I think the major difference was that when you and I were growing up (I'm older but the culture I suspect was the same) is that these were bids for freedom or individuality. The point of these fashions is to sexualize children. Plain and simple. This issue tends to get me on my feminist high horse, but I think it's part and parcel of this overwhelming social tidal wave to reduce women to children, the only possible explanation for the anoxretic model thing. I base this on the fact that all men that I talk to like their women with curves I've become so worked up over this that I routinely ask men if they find superthin models attractive--to a "man" the answer is no), so fashion is only talking to women (who buy the clothes). Take away breasts and hips and you have tall children. And if tall children are the ideal, then I don't think it's a leap to make our children sex objects. Fortunately, my daughter had no desire to appear like a tart in training, however, it was almost impossible to find clothes ANYWHERE that didn't promote that concept. I think it's sick beyond belief, but it's pervasive in teen culture. Look at Hannah Montana. Tween one moment, budding sex object the next.
Um, TMI?
Claire, I so agree with you about fashion models. I was struck around the time Iris turned five or six that she and a friend of hers are the only humans I know whose bodies look like fashion models' bodies. Both she and her friend are tall and thin for their ages, but not excessively thin, and have the pre-puberty lack of breasts and hips which no one, apart from the anorexic or the extreme athletes, have after puberty. It strikes me that sexy clothing advertisement is scarily close to child pornography.

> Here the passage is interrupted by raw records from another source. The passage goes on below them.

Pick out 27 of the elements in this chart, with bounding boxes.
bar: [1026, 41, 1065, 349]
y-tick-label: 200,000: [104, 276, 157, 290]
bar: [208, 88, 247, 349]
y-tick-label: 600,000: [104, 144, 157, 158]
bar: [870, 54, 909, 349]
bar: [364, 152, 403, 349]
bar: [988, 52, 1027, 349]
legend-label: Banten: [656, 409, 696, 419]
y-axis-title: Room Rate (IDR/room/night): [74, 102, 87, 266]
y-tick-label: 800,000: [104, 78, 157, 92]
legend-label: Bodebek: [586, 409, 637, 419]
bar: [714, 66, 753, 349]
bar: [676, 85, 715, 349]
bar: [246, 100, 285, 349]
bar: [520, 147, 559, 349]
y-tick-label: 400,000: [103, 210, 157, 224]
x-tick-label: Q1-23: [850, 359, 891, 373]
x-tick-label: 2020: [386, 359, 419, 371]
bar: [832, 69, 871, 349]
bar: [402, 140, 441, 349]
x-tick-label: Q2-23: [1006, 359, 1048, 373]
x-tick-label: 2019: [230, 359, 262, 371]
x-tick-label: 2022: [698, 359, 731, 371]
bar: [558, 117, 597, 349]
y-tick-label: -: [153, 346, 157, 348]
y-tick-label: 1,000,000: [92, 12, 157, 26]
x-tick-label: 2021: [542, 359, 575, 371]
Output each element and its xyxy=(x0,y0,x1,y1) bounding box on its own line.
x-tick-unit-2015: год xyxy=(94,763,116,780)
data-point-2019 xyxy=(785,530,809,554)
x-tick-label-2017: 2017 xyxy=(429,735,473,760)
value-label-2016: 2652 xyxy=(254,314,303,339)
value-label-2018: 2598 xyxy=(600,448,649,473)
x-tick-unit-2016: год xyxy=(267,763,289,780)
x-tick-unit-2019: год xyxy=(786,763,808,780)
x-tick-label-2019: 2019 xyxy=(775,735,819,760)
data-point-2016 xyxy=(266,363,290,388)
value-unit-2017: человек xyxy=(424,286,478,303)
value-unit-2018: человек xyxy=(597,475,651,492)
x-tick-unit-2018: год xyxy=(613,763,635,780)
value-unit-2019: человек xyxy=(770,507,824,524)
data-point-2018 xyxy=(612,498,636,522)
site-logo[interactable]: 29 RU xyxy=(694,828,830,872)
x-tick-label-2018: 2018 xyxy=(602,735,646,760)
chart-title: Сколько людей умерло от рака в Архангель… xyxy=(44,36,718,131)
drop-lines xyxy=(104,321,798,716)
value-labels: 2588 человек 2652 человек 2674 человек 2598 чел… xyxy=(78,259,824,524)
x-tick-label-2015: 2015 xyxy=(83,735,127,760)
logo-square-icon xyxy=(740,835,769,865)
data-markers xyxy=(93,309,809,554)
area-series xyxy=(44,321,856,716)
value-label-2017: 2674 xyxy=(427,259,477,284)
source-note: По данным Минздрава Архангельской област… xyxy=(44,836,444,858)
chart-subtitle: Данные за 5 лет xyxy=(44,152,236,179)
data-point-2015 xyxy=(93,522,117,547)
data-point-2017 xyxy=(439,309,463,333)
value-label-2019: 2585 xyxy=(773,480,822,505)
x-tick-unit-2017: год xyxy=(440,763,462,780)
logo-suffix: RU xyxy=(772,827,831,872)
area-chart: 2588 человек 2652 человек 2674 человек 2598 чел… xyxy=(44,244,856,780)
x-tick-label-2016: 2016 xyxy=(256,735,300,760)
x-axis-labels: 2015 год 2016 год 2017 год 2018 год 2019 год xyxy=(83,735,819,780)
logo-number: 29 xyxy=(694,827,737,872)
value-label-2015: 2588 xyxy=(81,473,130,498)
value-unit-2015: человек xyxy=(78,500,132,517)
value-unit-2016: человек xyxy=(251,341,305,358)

During my lifetime I've seen women want to own their sexuality, which seems great, but somehow it's gone too far in my opinion, where it's now normal for middle schoolers to give blowjobs. Somehow the word feminist has become a dirty word, and meanwhile it's cool and hip to be skanky. It's not an atmosphere I feel great raising girls in.
I read this stuff, and it makes me horribly, horribly afraid of having my own children and having to inevitably deal with things like this. I remember my belly-baring phase. Dear gawd, what was I thinking?! I'm surprised my parents didn't drink themselves into oblivion in order to cope.